Pero entonces Sosa empezó a dar jonrones a un ritmo que nadie había visto nunca, pegando 24 en 30 juegos. Era una locura.

«Sammy está muy encendido», dijo el manager de los Cachorros, Jim Riggleman, «que no tengo palabras para describirlo».

Aquella competencia por el récord de Maris fue mucho más que estadios llenos y ratings de televisión. El béisbol volvió ser el centro de atención en los Estados Unidos, el protagonista de portadas de periódicos, el tema de programas de televisión. Todo el mundo hablaba de Sosa y McGwire.

No hubiese sido así si sólo McGwire persiguiendo a Maris, como esperaba todo el mundo. La fiebre que empezó Sosa, con sus saltos y sus besos al cielo tras cada jonrón, aquellas carreras hacia el jardín derecho que enloquecían al Wrigley Field, su propia historia de superación… Todo aquello convirtió esa «competencia de jonrones» en un fenómeno cultural.
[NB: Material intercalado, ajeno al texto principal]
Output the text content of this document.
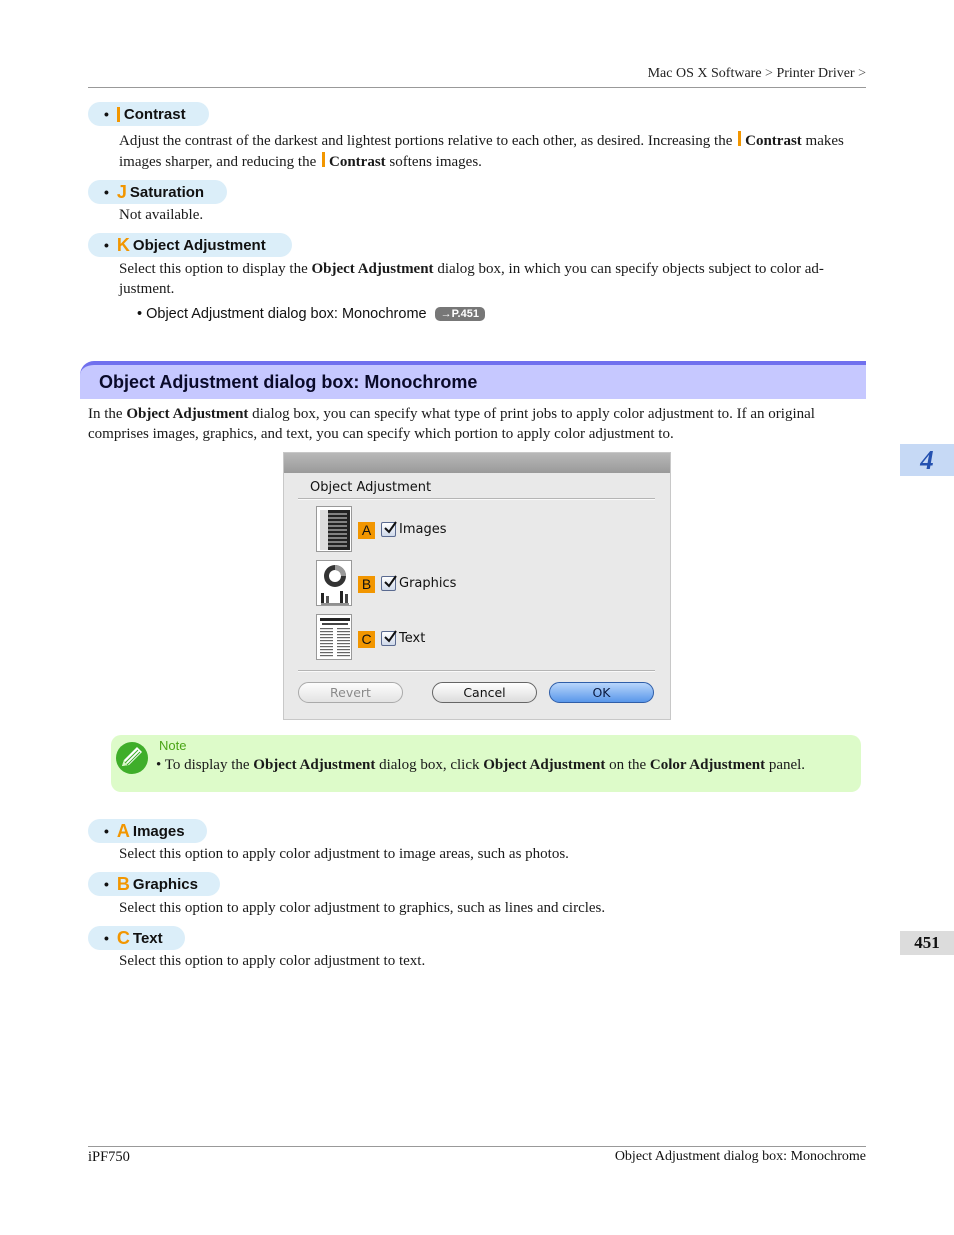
Mac OS X Software > Printer Driver >
• Contrast
Adjust the contrast of the darkest and lightest portions relative to each other, as desired. Increasing the Contrast makes images sharper, and reducing the Contrast softens images.
• J Saturation
Not available.
• K Object Adjustment
Select this option to display the Object Adjustment dialog box, in which you can specify objects subject to color ad- justment.
• Object Adjustment dialog box: Monochrome →P.451
Object Adjustment dialog box: Monochrome
In the Object Adjustment dialog box, you can specify what type of print jobs to apply color adjustment to. If an original comprises images, graphics, and text, you can specify which portion to apply color adjustment to.
Object Adjustment
A Images
B Graphics
C Text
Revert	Cancel	OK
Note
• To display the Object Adjustment dialog box, click Object Adjustment on the Color Adjustment panel.
• A Images
Select this option to apply color adjustment to image areas, such as photos.
• B Graphics
Select this option to apply color adjustment to graphics, such as lines and circles.
• C Text
Select this option to apply color adjustment to text.
4
451
iPF750	Object Adjustment dialog box: Monochrome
La «batalla» siguió y siguió hasta la última semana de la temporada. McGwire rompió el récord de Maris el 8 de septiembre durante un juego ante los Cachorros, naturalmente. Ambos hombres se dieron un gran abrazo luego, una señal de reconocimiento y admiración. Sosa tenía 58 jonrones para aquel momento y parecía que McGwire se escaparía. Pero pegó cuatro vuelacercas en una serie de tres juegos contra Milwaukee para llegar también a 62.
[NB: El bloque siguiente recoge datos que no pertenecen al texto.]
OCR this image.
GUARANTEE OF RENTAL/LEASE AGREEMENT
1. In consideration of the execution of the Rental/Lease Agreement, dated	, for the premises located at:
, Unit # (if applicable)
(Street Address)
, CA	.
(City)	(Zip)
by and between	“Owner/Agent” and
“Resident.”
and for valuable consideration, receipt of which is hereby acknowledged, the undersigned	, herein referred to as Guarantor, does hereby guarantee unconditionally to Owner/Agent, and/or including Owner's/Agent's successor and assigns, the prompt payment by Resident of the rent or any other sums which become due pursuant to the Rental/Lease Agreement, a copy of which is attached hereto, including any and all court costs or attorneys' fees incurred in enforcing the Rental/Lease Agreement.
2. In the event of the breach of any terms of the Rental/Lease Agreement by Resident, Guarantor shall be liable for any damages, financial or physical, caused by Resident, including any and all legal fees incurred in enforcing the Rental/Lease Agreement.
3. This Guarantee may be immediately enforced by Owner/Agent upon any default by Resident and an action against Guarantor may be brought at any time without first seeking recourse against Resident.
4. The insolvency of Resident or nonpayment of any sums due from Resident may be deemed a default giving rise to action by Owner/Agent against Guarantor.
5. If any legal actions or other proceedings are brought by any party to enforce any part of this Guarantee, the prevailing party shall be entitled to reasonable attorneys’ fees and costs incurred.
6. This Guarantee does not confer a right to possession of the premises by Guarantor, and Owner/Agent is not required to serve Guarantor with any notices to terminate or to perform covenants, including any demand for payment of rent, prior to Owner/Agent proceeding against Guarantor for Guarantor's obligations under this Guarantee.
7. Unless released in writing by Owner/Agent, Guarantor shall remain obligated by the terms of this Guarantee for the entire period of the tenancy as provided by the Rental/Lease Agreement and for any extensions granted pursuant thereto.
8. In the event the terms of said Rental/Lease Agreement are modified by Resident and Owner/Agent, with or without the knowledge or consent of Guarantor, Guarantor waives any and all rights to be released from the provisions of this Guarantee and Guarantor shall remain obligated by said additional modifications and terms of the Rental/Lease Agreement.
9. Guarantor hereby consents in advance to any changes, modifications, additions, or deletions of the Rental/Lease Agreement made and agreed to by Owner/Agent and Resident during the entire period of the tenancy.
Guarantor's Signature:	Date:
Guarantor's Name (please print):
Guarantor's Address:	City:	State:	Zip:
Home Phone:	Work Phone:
Yo estuve allí en Milwaukee cuando dio dos cuadrangulares para alcanzar 65 en la temporada, empatando a McGwire. Al día siguiente pegó el 66 en el Astrodome y tomó la delantera. Al final, McGwire entró en otra racha fantástica — cinco jonrones en sus últimos tres juegos — para llegar a 70 y reclamar el récord sólo para él.
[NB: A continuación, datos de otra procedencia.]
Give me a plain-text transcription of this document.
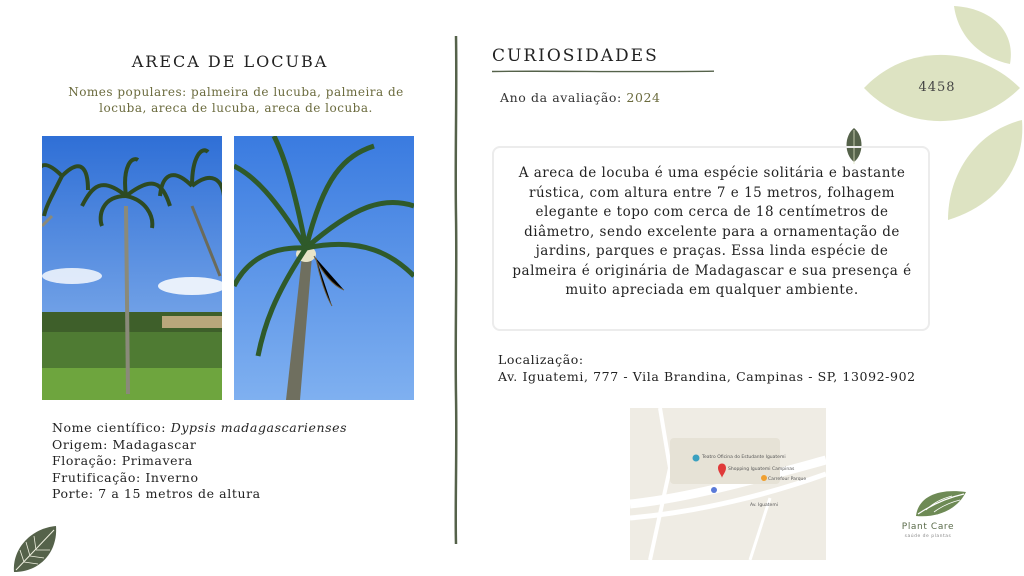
4458
ARECA DE LOCUBA
Nomes populares: palmeira de lucuba, palmeira de locuba, areca de lucuba, areca de locuba.
Nome científico: Dypsis madagascarienses
Origem: Madagascar
Floração: Primavera
Frutificação: Inverno
Porte: 7 a 15 metros de altura
CURIOSIDADES
Ano da avaliação: 2024
A areca de locuba é uma espécie solitária e bastante rústica, com altura entre 7 e 15 metros, folhagem elegante e topo com cerca de 18 centímetros de diâmetro, sendo excelente para a ornamentação de jardins, parques e praças. Essa linda espécie de palmeira é originária de Madagascar e sua presença é muito apreciada em qualquer ambiente.
Localização:
Av. Iguatemi, 777 - Vila Brandina, Campinas - SP, 13092-902
Teatro Oficina do Estudante Iguatemi
Shopping Iguatemi Campinas
Carrefour Parque
Av. Iguatemi
Plant Care
saúde de plantas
Pero Sosa fue claramente el gran ganador en 1998. Impulsó a los Cachorros a la postemporada por primera vez en casi una década, liderando las Mayores en carreras anotadas y empujadas, lo que fue suficiente para ser coronado Jugador Más Valioso de la Liga Nacional. Lo más importante para él fue que se ganó el amor que siempre había buscado. En cada artículo se celebraba su ascenso. No sólo por los jonrones, sino por lo que significaba para el béisbol.

Nada sería lo mismo después de 1998.

Sosa siguió dando jonrones, sin embargo. Pegó 292 entre 1998 y 2002, más que nadie en un trecho de cinco años. Durante esas cinco increíbles campañas, pasó de 61 en tres ocasiones y lideró a la Liga Nacional en otras dos. Su promedio de cuadrangulares por temporada fue un increíble 58.4.

Sosa, como nadie antes o después, perfeccionó el arte de volarse la cerca. Sus jonrones no siempre fueron kilométricos como los de McGwire, ni exhibiciones de poder como aquellos de Bonds, pero se iban del parque. Y eso era más que suficiente.

¿Es suficiente batear jonrones para ganarse un puesto en el Salón de la Fama? Lo fue en el pasado, en casos como los de Ralph Kiner y Harmon Killebrew, aunque hay que recordar que ambos se embasaron mucho más que Sosa. El problema con la carrera de Sosa es que está resumida en un número, 609, el total de palazos de vuelta completa que dio. A la defensiva, fue un jardinero bastante bueno cuando era joven y se robó algunas bases, pero nada de eso le aporta mucho a su caso.

Y ofensivamente, más allá de los jonrones, Sosa era un bateador limitado. Su promedio de bateo de por vida fue de .273. No negociaba muchos boletos, salvo los intencionales. Incluso con los 609 cuadrangulares, creó menos carreras que Luis González, que recibió cinco votos en su único año en la boleta del Salón, y también que Fred McGriff, que sigue sin sumar suficiente apoyo de los votantes.

Todo se reduce a los 609 jonrones, un número impresionante. Pero con los reportes de haber positivo en una prueba antidopaje y los rumores de uso de sustancias prohibidas que lo persiguieron en la última parte de su carrera, Sosa — al igual que su gran rival McGwire — nunca llegará a Cooperstown salvo que la actitud de los votantes cambie dramáticamente.